From the upcoming interim budget, real estate sector stakeholders will be looking forward to measures that will boost demand and lower costs for developers. Expansion of the income tax deductions available to home buyers can incentivize first time buyers and support demand growth. The deduction available on interest paid on loans taken for acquisition of a residential house property, which has been capped at Rs. 2 lakh under Section 24, can be increased for self-occupied houses. The additional benefits of Rs 50,000 on interest paid on home loans by first-time home buyers under Section 80EE are available only for loans sanctioned in FY2017 and can be extended to all subsequent years also. Additional income tax deductions for customers who are buying housing units falling under the definition of affordable housing can provide targeted support to this segment where affordability remains a prime constraint on demand.
The industry will also benefit from any reduction in overall tax outgo due to relaxation in income tax slabs, thereby enhancing the ability of the salaried class to make investments in housing. Also, priority sector lending status for home loans up to specified limits, for example, Rs 60 lakhs for metro cities and Rs 45 lakhs for non-metro, may further boost demand in the near to medium term.
The government has been taking various measures to support the affordable housing segment. This can be continued by augmenting the current schemes and relaxing eligibility criteria. Existing provisions under section 80-IBA permit a 100 percent deduction in respect of the profits derived from affordable housing projects, subject to specified conditions including a maximum unit size of thirty square metres in the metro cities and sixty square metres elsewhere. Increase in the qualification carpet area to up to 100 square metres will be beneficial and encompass a larger spectrum of projects. This expectation stems from the fact that it will also align the benefit with the qualification criteria under the middle-income group (MIG-I and MIG-II) of credit linked subsidy scheme (CLSS). This will ensure wider project coverage and encourage more developers to avail the benefits of the income tax deduction.
Further, the budget allocations for the CLSS scheme for the next year can be further augmented in line with the strong response witnessed, especially in the economically weaker section (EWS) / lower income group (LIG) segment. Notwithstanding the ambitious targets set for housing units to be added under the Pradhan Mantri Awas Yojana (PMAY) programme, budgetary allocations have not matched the targeted level of housing stock addition, leading to dependence on extra-budgetary resources.

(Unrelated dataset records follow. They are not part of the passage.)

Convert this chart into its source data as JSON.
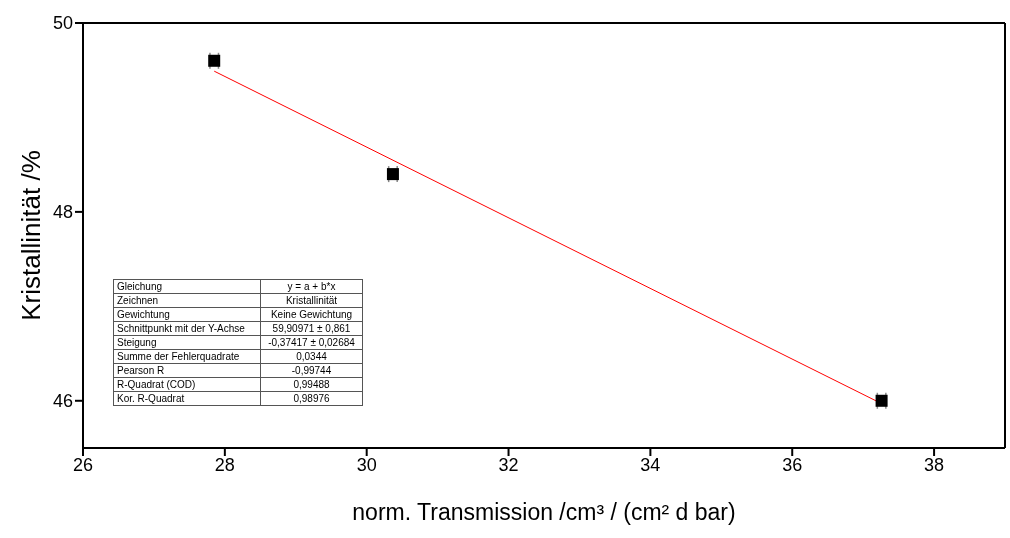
{
  "chart_data": {
    "type": "scatter",
    "xlabel": "norm. Transmission /cm³ / (cm² d bar)",
    "ylabel": "Kristallinität /%",
    "xlim": [
      26,
      39
    ],
    "xticks": [
      26,
      28,
      30,
      32,
      34,
      36,
      38
    ],
    "ylim": [
      45.5,
      50
    ],
    "yticks": [
      46,
      48,
      50
    ],
    "grid": false,
    "legend": false,
    "series": [
      {
        "marker": "square",
        "color": "#000000",
        "x": [
          27.85,
          30.37,
          37.26
        ],
        "values": [
          49.6,
          48.4,
          46.0
        ],
        "xerrors": [
          0.06,
          0.06,
          0.06
        ]
      },
      {
        "type": "line",
        "color": "#ff0000",
        "x": [
          27.85,
          37.26
        ],
        "values": [
          49.49,
          45.97
        ]
      }
    ],
    "annotations": [
      "Gleichung",
      "y = a + b*x",
      "Zeichnen",
      "Kristallinität",
      "Gewichtung",
      "Keine Gewichtung",
      "Schnittpunkt mit der Y-Achse",
      "59,90971 ± 0,861",
      "Steigung",
      "-0,37417 ± 0,02684",
      "Summe der Fehlerquadrate",
      "0,0344",
      "Pearson R",
      "-0,99744",
      "R-Quadrat (COD)",
      "0,99488",
      "Kor. R-Quadrat",
      "0,98976"
    ]
  }
}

The recent extension of the validity period for MIG scheme of CLSS is a welcome move and budgetary allocation should also be expanded so that more home buyers can take advantage of such programmes.
Another flagship programme of the union government, the Smart Cities mission, aims to improve the quality of living in urban areas to make them more sustainable and citizen-friendly. Such infrastructure renewal projects have a positive externality on the housing sector and effective implementation of the mission through adequate budgetary allocation, selection of appropriate agencies and regular monitoring of progress will be a key expectation from the government.
The above budgetary measures can be taken concurrent with other government efforts to make the real estate sector more transparent and cost-efficient. These include undertaking audits to study the implementation of the Real Estate Regulation and Development Act (RERA Act) across all states, evaluating various options for reduction of GST burden on the industry including bringing land under GST regime and resolving the overlapping jurisdictions of the RERA Act and the Insolvency and Bankruptcy Code (IBC) such that the interests of all stakeholders are protected.